Baydala explained the port is required by the province to charge "fair market value for the water lots," but the challenge had been determining such a value.

Baydala said in 2005, the water lot rate was set at eight per cent of the upland value, but because industrial land values have been climbing sharply, the port dropped that to six per cent in 2008. For the 2012 calculation, the percentage was dropped to four per cent, and all the increases are phased in.

It's all a case of déjà vu for Frank Archer, a long time float homeowner in Ladner Reach and vice-president of the Community Residential Waterlot Leaseholders Association of B.C.

Archer, who has been a float home owner since 1985, said leaseholders faced a similar situation in the mid-1990s and the association was formed as residents came together to fight what he called "astronomical" rent increases.

He said that in 1993, water lot lease rates were increased by about 40 per cent. Three years later they went up again, this time by more than 350 per cent in some places.

Archer was part of a group of residents that came together and formed the association to approach the port authority, which was then the Fraser River Port Authority, about how the rates are calculated.

He said two years of negotiations ensued, but the group was able to secure a reduction in the lease rates and reimbursement for water lot leaseholders.

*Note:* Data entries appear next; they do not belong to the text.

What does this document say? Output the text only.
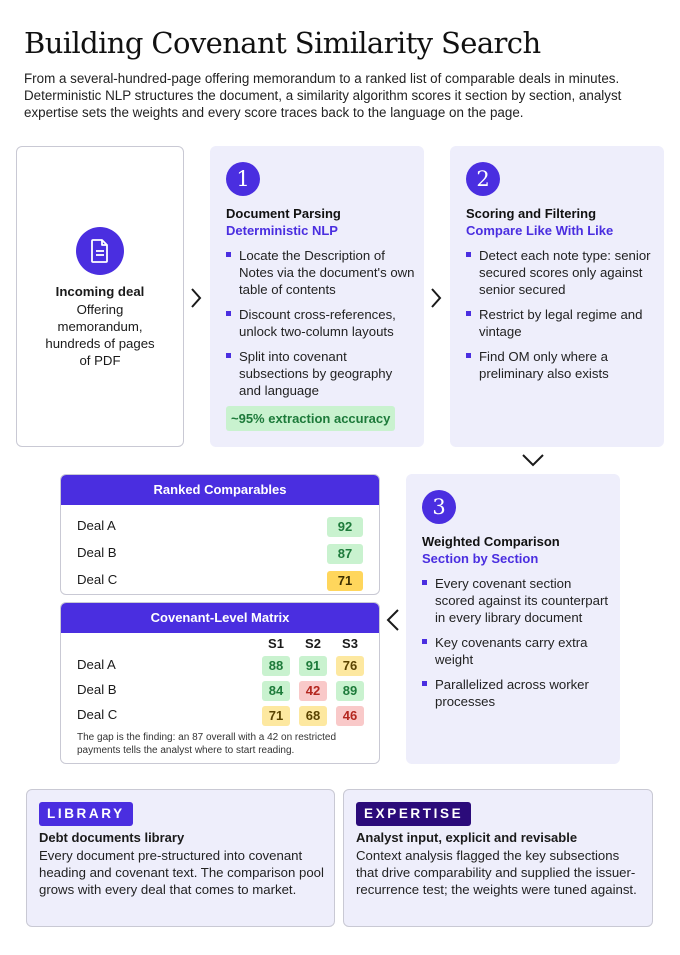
Building Covenant Similarity Search
From a several-hundred-page offering memorandum to a ranked list of comparable deals in minutes. Deterministic NLP structures the document, a similarity algorithm scores it section by section, analyst expertise sets the weights and every score traces back to the language on the page.
Incoming deal
Offering memorandum, hundreds of pages of PDF
1
Document Parsing
Deterministic NLP
Locate the Description of Notes via the document's own table of contents
Discount cross-references, unlock two-column layouts
Split into covenant subsections by geography and language
~95% extraction accuracy
2
Scoring and Filtering
Compare Like With Like
Detect each note type: senior secured scores only against senior secured
Restrict by legal regime and vintage
Find OM only where a preliminary also exists
3
Weighted Comparison
Section by Section
Every covenant section scored against its counterpart in every library document
Key covenants carry extra weight
Parallelized across worker processes
Ranked Comparables
Deal A	92
Deal B	87
Deal C	71
Covenant-Level Matrix
S1	S2	S3
Deal A	88	91	76
Deal B	84	42	89
Deal C	71	68	46
The gap is the finding: an 87 overall with a 42 on restricted payments tells the analyst where to start reading.
LIBRARY
Debt documents library
Every document pre-structured into covenant heading and covenant text. The comparison pool grows with every deal that comes to market.
EXPERTISE
Analyst input, explicit and revisable
Context analysis flagged the key subsections that drive comparability and supplied the issuer-recurrence test; the weights were tuned against.
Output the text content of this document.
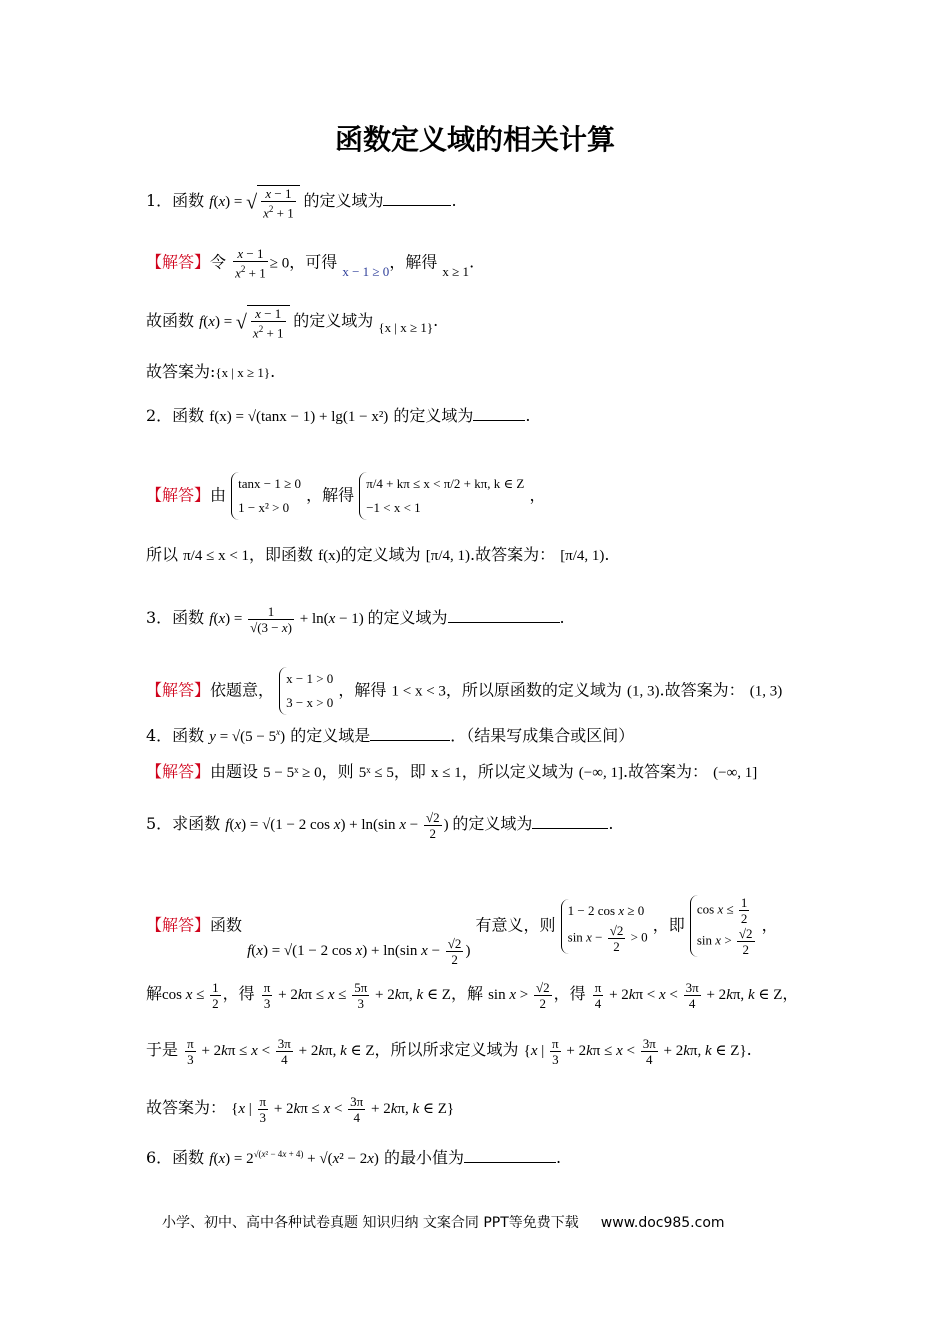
函数定义域的相关计算
1．函数 f(x) = √ $\frac{x - 1}{x^2 + 1}$ 的定义域为	.
【解答】令 $\frac{x - 1}{x^2 + 1} \ge 0$，可得 $_{x - 1 \ge 0}$，解得 $_{x \ge 1}$.
故函数 f(x) = √ $\frac{x - 1}{x^2 + 1}$ 的定义域为 $_{\{x | x \ge 1\}}$.
故答案为:{x | x ≥ 1}.
2．函数 f(x) = √(tanx − 1) + lg(1 − x²) 的定义域为	.
【解答】由
tanx − 1 ≥ 0
1 − x² > 0
，解得
π/4 + kπ ≤ x < π/2 + kπ, k ∈ Z
−1 < x < 1
，
所以 π/4 ≤ x < 1，即函数 f(x)的定义域为 [π/4, 1).故答案为： [π/4, 1).
3．函数 $f(x) = \frac{1}{√(3 - x)} + \ln(x - 1)$ 的定义域为	.
【解答】依题意，
x − 1 > 0
3 − x > 0
，解得 1 < x < 3，所以原函数的定义域为 (1, 3).故答案为： (1, 3)
4．函数 $y = √(5 - 5^x)$ 的定义域是	．（结果写成集合或区间）
【解答】由题设 5 − 5ˣ ≥ 0，则 5ˣ ≤ 5，即 x ≤ 1，所以定义域为 (−∞, 1].故答案为： (−∞, 1]
5．求函数 f(x) = √(1 − 2 cos x) + ln(sin $x - \frac{√2}{2}$ ) 的定义域为	.
【解答】函数 f(x) = √(1 − 2 cos x) + ln(sin $x - \frac{√2}{2}$ ) 有意义，则
1 − 2 cos x ≥ 0
$\sin x - \frac{√2}{2} > 0$
，即
$\cos x \le \frac{1}{2}$
$\sin x > \frac{√2}{2}$
，
解$\cos x \le \frac{1}{2}$ ，得 $\frac{\pi}{3} + 2k\pi \le x \le \frac{5\pi}{3} + 2k\pi$, k ∈ Z，解 $\sin x > \frac{√2}{2}$ ，得 $\frac{\pi}{4} + 2k\pi < x < \frac{3\pi}{4} + 2k\pi$, k ∈ Z，
于是 $\frac{\pi}{3} + 2k\pi \le x < \frac{3\pi}{4} + 2k\pi$, k ∈ Z，所以所求定义域为 {x | $\frac{\pi}{3} + 2k\pi \le x < \frac{3\pi}{4} + 2k\pi$, k ∈ Z}.
故答案为： {x | $\frac{\pi}{3} + 2k\pi \le x < \frac{3\pi}{4} + 2k\pi$, k ∈ Z}
6．函数 $f(x) = 2^{√(x^2 - 4x + 4)} + √(x^2 - 2x)$ 的最小值为	.
小学、初中、高中各种试卷真题 知识归纳 文案合同 PPT等免费下载 www.doc985.com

As well, Archer said, the port authority and the association drew up a memorandum of understanding that included "assurance that what happened recently would never happen again."

He said it appears the agreement has been forgotten due to the lack of "corporate memory" after the merger of the three Lower Mainland port authorities that created Port Metro Vancouver.

Many of the float home and business owners came together for a second meeting and decided to let Archer and the association take charge of the situation.

While Archer said any water lot lease holder can deal with the port authority on their own, the association will act on behalf of its members.

He said the first action will be to organize a meeting with the port authority to answer any outstanding questions and to make sure all parties are on the same page.

At the initial meeting, which was organized by Delta South MLA Vicki Huntington after she was approached by several concerned float homeowners, Baydala admitted things could have been done differently, including explanations given individually, when it came to how the water lot users were notified.

"What they've done is inexcusable," Huntington said after her second meeting with leaseholders.